M'barek Bouhchichi holds a bachelor's degree in plastic arts, and has been teaching art since the mid-1990s in Tiznit and now in Tahannaout (Morocco).

The artist's work is based on the representation and perception of the black body in Moroccan society. The body is a multi-faceted theme in M'barek Bouhchichi's work. Molded, sculpted, drawn and painted, it is highlighted through a kaleidoscope of signs, fragments (almost votive) and images that reveal the multiple or the fragmented. Hands, heads, faces and imprints become metaphors, doubles - even doubles - of invisible bodies struggling to become one. They refer to the fragmentation of the human body and the splintering of perception, placing the onus on the viewer to reconstitute the many imaginary and symbolic meanings of the splintered body image, or to get lost in the opacity of such fragmentation.


This plastic work on the body is thus open to social and political thought, within which notions of identity, corporeality, difference and otherness are explored. Among the questions that have guided M'barek Bouhchichi's recent plastic research: how has the representation of the black body in the visual and plastic arts, literature, poetry and music, been conditioned by approaches defined on the basis of race and sexuality, as well as the question of the gaze?
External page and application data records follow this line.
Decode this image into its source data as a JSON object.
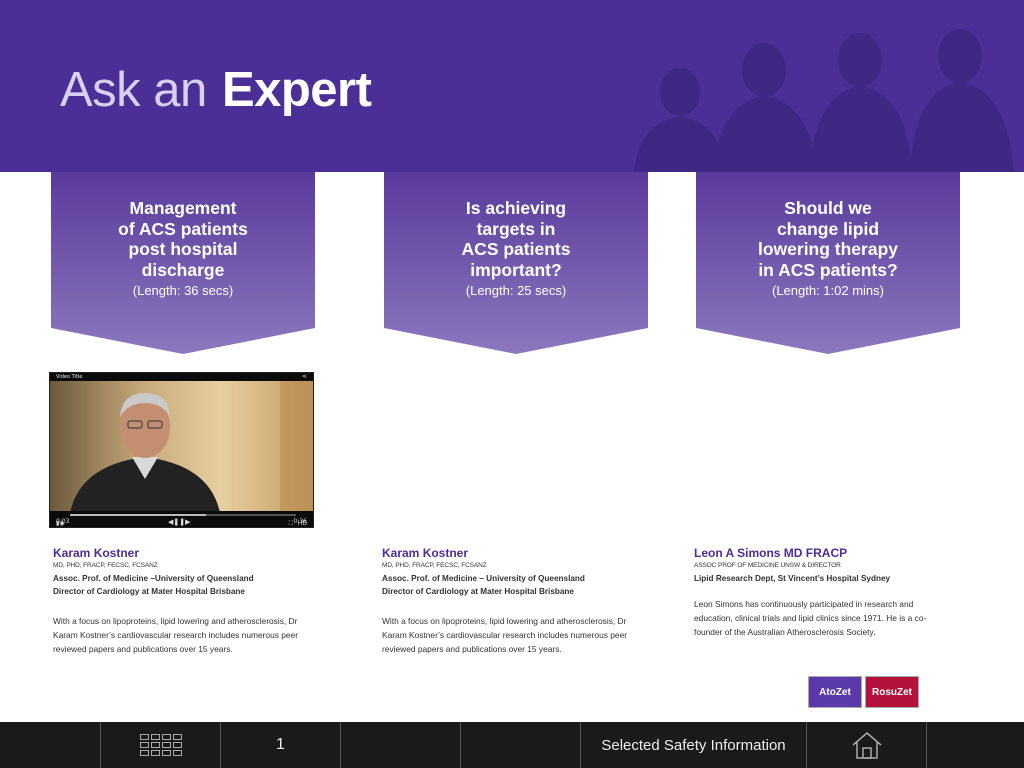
{
  "header": {
    "title_light": "Ask an",
    "title_bold": "Expert"
  },
  "videos": [
    {
      "question": "Management\nof ACS patients\npost hospital\ndischarge",
      "length": "(Length: 36 secs)"
    },
    {
      "question": "Is achieving\ntargets in\nACS patients\nimportant?",
      "length": "(Length: 25 secs)"
    },
    {
      "question": "Should we\nchange lipid\nlowering therapy\nin ACS patients?",
      "length": "(Length: 1:02 mins)"
    }
  ],
  "player": {
    "video_title": "Video Title",
    "time_left": "0:03",
    "time_right": "0:36",
    "hd": "HD"
  },
  "experts": [
    {
      "name": "Karam Kostner",
      "credentials": "MD, PHD, FRACP, FECSC, FCSANZ",
      "role1": "Assoc. Prof. of Medicine –University of Queensland",
      "role2": "Director of Cardiology at Mater Hospital Brisbane",
      "bio": "With a focus on lipoproteins, lipid lowering and atherosclerosis, Dr Karam Kostner’s cardiovascular research includes numerous peer reviewed papers and publications over 15 years."
    },
    {
      "name": "Karam Kostner",
      "credentials": "MD, PHD, FRACP, FECSC, FCSANZ",
      "role1": "Assoc. Prof. of Medicine – University of Queensland",
      "role2": "Director of Cardiology at Mater Hospital Brisbane",
      "bio": "With a focus on lipoproteins, lipid lowering and atherosclerosis, Dr Karam Kostner’s cardiovascular research includes numerous peer reviewed papers and publications over 15 years."
    },
    {
      "name": "Leon A Simons MD FRACP",
      "credentials": "ASSOC PROF OF MEDICINE UNSW & DIRECTOR",
      "role1": "Lipid Research Dept, St Vincent’s Hospital Sydney",
      "role2": "",
      "bio": "Leon Simons has continuously participated in research and education, clinical trials and lipid clinics since 1971. He is a co-founder of the Australian Atherosclerosis Society."
    }
  ],
  "logos": {
    "atozet": "AtoZet",
    "rosuzet": "RosuZet"
  },
  "footer": {
    "page_number": "1",
    "safety_label": "Selected Safety Information"
  },
  "colors": {
    "brand_purple": "#4b2e96",
    "footer_bg": "#1a1a1a"
  }
}
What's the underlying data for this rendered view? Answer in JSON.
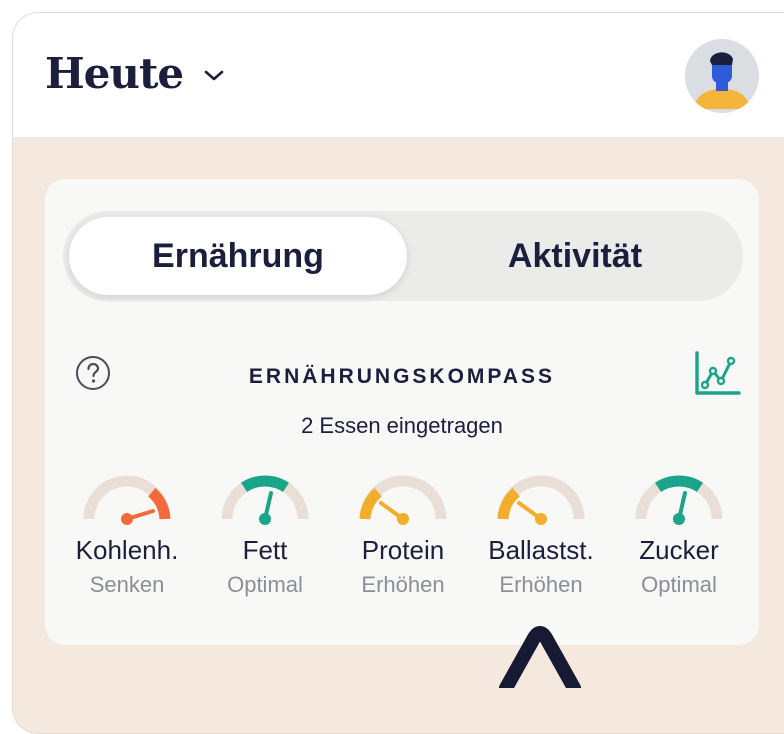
{
  "header": {
    "title": "Heute"
  },
  "tabs": [
    {
      "label": "Ernährung",
      "active": true
    },
    {
      "label": "Aktivität",
      "active": false
    }
  ],
  "compass": {
    "title": "ERNÄHRUNGSKOMPASS",
    "subtitle": "2 Essen eingetragen"
  },
  "gauges": [
    {
      "label": "Kohlenh.",
      "status": "Senken",
      "color": "#f06a3b"
    },
    {
      "label": "Fett",
      "status": "Optimal",
      "color": "#1aa58a"
    },
    {
      "label": "Protein",
      "status": "Erhöhen",
      "color": "#f2ad2a"
    },
    {
      "label": "Ballastst.",
      "status": "Erhöhen",
      "color": "#f2ad2a"
    },
    {
      "label": "Zucker",
      "status": "Optimal",
      "color": "#1aa58a"
    }
  ],
  "colors": {
    "accent_green": "#1aa58a",
    "text_dark": "#1b1f3b",
    "background_beige": "#f4e8df",
    "gauge_track": "#eadfd6"
  }
}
His work has been included in renowned collections including the Musée National d'Art Moderne du Centre Georges Pompidou (France), the Musée d'Art Contemporain Africain Al Maaden (Morocco), the American Friends of the Arts in North Africa Foundation (USA), the Fondation CDG (Morocco), the Ministère des Finances (Morocco), Diana Holding (Morocco), the Museo de Arte Contemporáneo Helga de Alvear (Spain), the CALOSA Foundation (Mexico) and the Kells Art Collection (Spain).

 

M'barek Bouhchichi lives and works in Tahannaout, Morocco.